Home

Organizational Behavior

Course Description:
This course is designed to explore the categories of race, class, and gender in our society and the many complex issues they encompass. In the seminar we will examine such core questions as: What is a social construct? How do issues of race, class, and gender affect individual and group behavior? How do these issues of identity and power interconnect? Where/how do these categories affect societal, organizational, and personal contexts? What does such an analysis mean for you as an individual and others around you?

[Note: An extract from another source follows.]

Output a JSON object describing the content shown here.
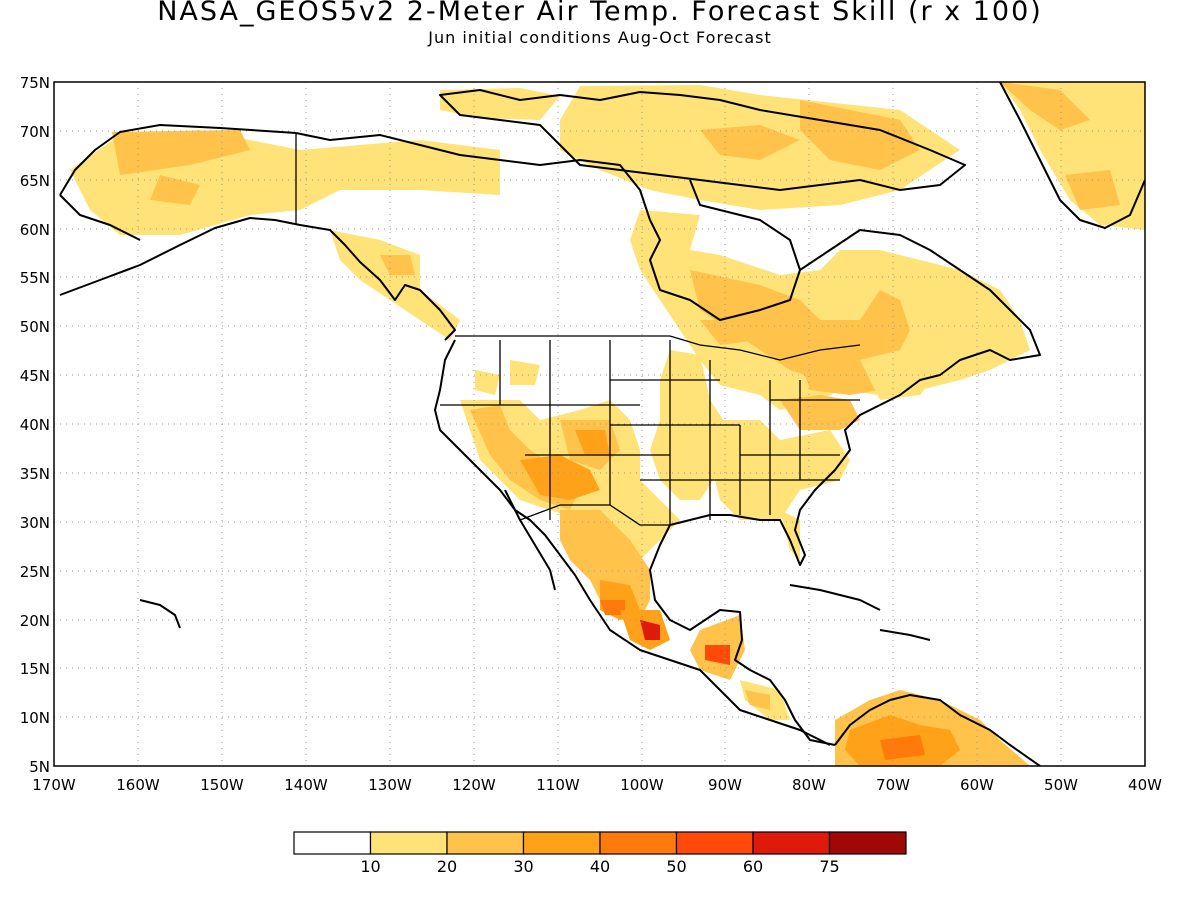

Analysis of the messages in mainstream media (print, music, etc.) is one of the main vehicles for critical thinking regarding the categories of race, class, and gender. Readings, personal histories, writing assignments, and media analyses provide a lens through which interns broaden their understanding of themselves, society, and their particular internship placement. Conversely, internship experiences and class discussion provide a way to evaluate ideas and theories from the reading and discussion. This interplay of theory and practice is central to the learning process of the Dynamy/Clark seminar.

Course Requirements:
1. Attend and participate in the weekly evening seminar class meeting (90 minutes).

2. Maintain active involvement in a full-time internship (including timesheet documentation), participate in internship agreement and evaluation meetings with one’s sponsor and advisor, and complete an internship project and presentation.

3. Read assigned weekly chapters from Weekly articles from Race, Class, and Gender: An Anthology (fifth edition, by Andersen and Collins) and selected supplemental readings.

4. Complete weekly two-page writing assignment.